$h$ - Plank constant

$\nu$ - frequency of photon

$\lambda$ - wave lenght of photon

$c$ - speed of light

$A$ - work function of the material

$m_e$ - mass of electron

$V_m$ - the maximum velocity of electrons ejected from a material

$\dfrac{c}{\nu}=\lambda \Rightarrow \nu=\dfrac{c}{\lambda}$

Energy of photon $h\nu=\dfrac{hc}{\lambda}$ (according to hypothesis of Plank)

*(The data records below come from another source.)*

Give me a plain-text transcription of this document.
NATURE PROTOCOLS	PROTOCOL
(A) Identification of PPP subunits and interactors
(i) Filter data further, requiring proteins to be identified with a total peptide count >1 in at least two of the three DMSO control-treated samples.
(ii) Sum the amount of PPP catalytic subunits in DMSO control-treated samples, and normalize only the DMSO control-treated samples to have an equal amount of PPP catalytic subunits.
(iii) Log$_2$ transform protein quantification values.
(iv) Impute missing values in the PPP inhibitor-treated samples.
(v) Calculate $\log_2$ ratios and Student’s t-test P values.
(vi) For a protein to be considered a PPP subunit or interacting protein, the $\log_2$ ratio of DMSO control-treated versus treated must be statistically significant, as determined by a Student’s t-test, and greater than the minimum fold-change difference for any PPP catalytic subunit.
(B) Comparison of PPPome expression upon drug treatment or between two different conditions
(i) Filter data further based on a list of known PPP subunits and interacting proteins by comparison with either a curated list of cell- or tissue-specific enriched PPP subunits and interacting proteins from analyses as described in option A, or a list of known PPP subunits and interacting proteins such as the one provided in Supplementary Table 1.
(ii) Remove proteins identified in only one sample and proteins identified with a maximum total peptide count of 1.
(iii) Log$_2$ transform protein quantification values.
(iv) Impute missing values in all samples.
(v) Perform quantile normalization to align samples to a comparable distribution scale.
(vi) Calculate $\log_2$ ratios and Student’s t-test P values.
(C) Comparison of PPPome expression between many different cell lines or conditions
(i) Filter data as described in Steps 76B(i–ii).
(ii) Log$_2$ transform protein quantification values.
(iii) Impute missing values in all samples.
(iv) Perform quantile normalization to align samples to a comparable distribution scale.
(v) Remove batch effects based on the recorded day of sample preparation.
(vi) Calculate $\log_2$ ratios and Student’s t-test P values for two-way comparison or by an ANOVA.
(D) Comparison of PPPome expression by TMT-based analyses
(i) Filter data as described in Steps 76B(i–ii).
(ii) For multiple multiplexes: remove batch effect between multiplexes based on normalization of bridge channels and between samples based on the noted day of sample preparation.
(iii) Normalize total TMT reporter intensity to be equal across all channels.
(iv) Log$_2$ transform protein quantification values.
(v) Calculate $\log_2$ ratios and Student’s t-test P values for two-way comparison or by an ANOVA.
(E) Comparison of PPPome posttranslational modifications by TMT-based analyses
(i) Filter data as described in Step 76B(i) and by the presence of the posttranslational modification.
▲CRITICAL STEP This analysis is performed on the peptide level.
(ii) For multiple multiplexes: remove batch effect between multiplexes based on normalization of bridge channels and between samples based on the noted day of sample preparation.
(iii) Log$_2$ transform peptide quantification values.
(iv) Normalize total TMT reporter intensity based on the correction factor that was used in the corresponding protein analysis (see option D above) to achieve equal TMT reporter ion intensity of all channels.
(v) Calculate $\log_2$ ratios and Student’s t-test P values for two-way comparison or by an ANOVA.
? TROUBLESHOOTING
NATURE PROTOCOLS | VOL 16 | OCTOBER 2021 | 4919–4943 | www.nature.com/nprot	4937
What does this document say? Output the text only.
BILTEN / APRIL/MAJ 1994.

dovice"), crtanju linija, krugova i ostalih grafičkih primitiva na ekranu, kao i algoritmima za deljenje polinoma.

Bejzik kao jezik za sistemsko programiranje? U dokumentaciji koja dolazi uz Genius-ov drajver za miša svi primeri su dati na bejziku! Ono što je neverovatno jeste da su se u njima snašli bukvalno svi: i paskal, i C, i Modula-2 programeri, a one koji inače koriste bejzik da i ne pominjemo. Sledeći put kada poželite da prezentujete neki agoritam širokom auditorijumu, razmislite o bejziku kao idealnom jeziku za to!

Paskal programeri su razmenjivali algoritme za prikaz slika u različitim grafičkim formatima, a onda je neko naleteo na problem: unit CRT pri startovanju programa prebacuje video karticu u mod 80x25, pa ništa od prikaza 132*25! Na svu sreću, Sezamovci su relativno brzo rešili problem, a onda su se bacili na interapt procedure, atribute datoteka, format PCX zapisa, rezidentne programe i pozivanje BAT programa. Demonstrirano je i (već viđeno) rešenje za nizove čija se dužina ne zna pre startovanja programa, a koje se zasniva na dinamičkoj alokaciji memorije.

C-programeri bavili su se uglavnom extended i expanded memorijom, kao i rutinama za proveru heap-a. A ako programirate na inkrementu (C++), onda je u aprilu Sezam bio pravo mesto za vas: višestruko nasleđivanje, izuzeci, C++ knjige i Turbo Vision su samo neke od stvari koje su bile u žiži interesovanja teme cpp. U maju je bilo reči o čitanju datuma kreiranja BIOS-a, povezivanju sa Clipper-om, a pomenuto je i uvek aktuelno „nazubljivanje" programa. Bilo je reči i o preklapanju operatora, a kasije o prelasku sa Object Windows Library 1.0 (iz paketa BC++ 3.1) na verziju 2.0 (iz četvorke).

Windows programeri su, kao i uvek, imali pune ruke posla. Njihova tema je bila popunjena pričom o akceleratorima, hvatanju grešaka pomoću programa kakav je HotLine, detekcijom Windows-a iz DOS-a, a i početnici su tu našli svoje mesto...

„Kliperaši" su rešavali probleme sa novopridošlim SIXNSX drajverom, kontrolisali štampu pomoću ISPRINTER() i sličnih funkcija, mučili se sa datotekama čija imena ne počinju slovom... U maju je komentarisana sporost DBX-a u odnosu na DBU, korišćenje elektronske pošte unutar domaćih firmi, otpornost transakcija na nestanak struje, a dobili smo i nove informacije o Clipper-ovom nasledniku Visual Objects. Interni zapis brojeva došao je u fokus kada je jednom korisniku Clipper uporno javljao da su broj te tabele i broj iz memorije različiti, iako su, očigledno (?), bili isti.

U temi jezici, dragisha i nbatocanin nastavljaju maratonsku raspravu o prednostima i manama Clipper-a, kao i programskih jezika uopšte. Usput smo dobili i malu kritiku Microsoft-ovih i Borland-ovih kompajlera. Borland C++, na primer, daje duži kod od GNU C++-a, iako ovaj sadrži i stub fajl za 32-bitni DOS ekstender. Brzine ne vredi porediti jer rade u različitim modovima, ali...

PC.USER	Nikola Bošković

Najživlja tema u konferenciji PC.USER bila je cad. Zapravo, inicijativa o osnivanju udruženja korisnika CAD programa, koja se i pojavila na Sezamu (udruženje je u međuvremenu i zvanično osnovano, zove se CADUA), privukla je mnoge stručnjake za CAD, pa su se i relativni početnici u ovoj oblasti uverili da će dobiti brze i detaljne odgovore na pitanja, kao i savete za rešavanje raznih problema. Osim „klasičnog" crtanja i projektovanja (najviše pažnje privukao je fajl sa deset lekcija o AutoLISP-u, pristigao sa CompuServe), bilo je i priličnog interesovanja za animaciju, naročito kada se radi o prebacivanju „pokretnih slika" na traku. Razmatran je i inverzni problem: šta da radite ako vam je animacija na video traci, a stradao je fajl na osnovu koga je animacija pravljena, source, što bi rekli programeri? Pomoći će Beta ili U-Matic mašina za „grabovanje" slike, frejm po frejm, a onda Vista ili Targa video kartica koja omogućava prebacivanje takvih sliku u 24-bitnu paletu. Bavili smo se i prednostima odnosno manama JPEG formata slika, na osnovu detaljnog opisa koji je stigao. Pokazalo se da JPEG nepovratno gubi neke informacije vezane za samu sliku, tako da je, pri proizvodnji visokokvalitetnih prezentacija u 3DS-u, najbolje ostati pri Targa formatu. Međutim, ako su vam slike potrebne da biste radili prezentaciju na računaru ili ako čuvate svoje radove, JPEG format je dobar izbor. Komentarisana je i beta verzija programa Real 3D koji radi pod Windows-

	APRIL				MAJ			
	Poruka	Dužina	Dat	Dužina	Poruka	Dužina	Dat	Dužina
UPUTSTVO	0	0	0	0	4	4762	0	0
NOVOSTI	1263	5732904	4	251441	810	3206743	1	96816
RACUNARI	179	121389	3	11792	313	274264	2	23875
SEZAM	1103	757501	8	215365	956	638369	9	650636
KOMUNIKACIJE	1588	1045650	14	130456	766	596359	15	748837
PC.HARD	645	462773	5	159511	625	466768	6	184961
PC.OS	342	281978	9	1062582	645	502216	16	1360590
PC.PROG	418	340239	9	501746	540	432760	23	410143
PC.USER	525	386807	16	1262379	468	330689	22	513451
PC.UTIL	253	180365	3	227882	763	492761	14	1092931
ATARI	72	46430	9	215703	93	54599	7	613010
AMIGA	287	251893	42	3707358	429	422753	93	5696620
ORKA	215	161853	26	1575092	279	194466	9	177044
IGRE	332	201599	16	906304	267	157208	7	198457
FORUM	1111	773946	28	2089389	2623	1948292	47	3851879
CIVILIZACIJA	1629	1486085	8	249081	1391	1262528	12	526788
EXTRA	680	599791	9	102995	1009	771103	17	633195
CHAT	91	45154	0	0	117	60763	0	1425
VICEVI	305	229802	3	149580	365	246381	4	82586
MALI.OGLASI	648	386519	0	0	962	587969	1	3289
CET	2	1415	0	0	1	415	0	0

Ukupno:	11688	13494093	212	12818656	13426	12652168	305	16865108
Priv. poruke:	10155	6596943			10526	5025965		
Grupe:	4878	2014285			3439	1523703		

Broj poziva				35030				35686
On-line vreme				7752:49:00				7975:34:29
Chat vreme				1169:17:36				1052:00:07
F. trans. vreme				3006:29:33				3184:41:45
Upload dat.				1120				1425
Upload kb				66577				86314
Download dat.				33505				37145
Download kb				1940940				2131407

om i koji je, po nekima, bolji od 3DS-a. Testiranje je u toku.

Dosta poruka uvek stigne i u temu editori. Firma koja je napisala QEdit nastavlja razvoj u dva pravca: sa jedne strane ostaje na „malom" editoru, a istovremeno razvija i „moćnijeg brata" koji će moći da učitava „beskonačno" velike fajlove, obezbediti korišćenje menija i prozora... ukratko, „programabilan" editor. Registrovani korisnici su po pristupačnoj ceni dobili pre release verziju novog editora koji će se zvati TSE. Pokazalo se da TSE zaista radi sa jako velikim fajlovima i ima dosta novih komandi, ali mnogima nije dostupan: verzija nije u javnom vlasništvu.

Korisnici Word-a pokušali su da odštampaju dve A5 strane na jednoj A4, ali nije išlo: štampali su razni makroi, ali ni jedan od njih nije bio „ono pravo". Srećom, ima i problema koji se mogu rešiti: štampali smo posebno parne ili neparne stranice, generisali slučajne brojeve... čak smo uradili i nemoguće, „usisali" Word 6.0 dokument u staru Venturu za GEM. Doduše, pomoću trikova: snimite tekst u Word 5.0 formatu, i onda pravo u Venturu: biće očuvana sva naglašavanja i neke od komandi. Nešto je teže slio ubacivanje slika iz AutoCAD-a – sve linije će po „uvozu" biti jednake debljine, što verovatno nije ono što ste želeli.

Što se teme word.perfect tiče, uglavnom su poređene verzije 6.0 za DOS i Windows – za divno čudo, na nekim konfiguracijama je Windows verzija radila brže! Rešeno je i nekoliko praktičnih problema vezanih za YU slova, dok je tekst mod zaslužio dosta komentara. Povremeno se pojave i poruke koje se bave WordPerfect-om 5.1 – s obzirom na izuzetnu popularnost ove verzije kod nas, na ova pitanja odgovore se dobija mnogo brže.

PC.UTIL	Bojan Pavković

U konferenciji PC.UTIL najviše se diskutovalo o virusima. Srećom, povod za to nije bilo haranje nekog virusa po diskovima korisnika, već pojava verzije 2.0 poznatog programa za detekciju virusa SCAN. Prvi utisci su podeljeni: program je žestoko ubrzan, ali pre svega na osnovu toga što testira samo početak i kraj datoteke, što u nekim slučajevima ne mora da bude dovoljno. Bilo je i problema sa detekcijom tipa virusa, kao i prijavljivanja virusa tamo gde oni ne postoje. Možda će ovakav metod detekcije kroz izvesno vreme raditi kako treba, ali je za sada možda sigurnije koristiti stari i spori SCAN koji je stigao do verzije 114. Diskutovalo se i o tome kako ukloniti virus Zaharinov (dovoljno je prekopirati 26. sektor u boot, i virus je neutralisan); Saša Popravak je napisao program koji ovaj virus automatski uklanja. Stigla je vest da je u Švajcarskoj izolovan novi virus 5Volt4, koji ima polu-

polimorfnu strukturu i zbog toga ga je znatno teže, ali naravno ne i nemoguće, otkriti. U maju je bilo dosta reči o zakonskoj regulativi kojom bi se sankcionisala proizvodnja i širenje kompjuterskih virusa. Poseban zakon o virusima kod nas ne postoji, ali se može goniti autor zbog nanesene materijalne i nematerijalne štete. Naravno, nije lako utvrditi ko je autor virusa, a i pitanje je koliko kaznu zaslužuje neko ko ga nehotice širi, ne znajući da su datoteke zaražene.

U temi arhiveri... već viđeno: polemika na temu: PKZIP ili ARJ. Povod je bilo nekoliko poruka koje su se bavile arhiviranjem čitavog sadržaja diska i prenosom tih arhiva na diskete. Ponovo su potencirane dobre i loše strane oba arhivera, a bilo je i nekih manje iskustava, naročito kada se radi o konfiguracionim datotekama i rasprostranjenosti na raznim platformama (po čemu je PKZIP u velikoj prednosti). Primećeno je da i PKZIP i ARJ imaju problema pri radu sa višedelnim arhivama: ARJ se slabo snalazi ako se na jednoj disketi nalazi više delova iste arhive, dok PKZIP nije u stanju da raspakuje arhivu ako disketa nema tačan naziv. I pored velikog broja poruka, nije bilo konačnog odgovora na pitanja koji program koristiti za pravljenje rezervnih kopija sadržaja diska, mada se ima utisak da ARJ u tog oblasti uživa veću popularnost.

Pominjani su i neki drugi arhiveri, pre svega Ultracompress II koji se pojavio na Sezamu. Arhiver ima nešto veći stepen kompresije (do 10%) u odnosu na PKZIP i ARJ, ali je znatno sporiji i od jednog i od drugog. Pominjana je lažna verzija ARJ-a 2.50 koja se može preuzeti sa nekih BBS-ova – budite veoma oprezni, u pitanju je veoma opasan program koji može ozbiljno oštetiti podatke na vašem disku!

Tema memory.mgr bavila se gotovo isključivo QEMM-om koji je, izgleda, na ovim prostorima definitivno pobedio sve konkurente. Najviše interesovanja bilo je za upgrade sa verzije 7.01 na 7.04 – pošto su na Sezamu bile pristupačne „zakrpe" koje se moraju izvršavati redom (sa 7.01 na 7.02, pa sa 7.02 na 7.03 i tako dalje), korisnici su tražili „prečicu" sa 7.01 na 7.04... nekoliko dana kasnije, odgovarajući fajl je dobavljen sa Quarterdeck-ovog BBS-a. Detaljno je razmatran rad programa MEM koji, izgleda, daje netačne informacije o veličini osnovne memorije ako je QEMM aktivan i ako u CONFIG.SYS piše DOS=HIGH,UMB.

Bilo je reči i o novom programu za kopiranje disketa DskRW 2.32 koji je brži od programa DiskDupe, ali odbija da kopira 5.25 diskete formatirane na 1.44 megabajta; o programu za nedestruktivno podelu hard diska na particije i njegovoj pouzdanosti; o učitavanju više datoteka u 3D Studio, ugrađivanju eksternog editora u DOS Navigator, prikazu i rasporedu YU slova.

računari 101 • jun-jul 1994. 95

According to energy Einstein formula

$h\nu=\dfrac{m_eV_m^2}{2}+A \Rightarrow \dfrac{hc}{\lambda} = \dfrac{m_eV_m^2}{2}+A$

$\dfrac{hc}{\lambda} -A= \dfrac{m_eV_m^2}{2}$

$\dfrac{2hc}{\lambda} -2A= m_eV_m^2$

$\dfrac{2hc}{\lambda} -\dfrac{2A\lambda}{\lambda}= m_eV_m^2$

$\dfrac{2hc-2A\lambda}{\lambda} = m_eV_m^2$

$\dfrac{2(hc-A\lambda)}{\lambda} = m_eV_m^2$

$\dfrac{2(hc-A\lambda)}{\lambda m_e} = V_m^2$

$V_m=\sqrt{\dfrac{2(hc-A\lambda)}{\lambda m_e}}\approx2.25*10^6 \dfrac{m}{s}$

Answer: $2.25*10^6 \dfrac{m}{s}$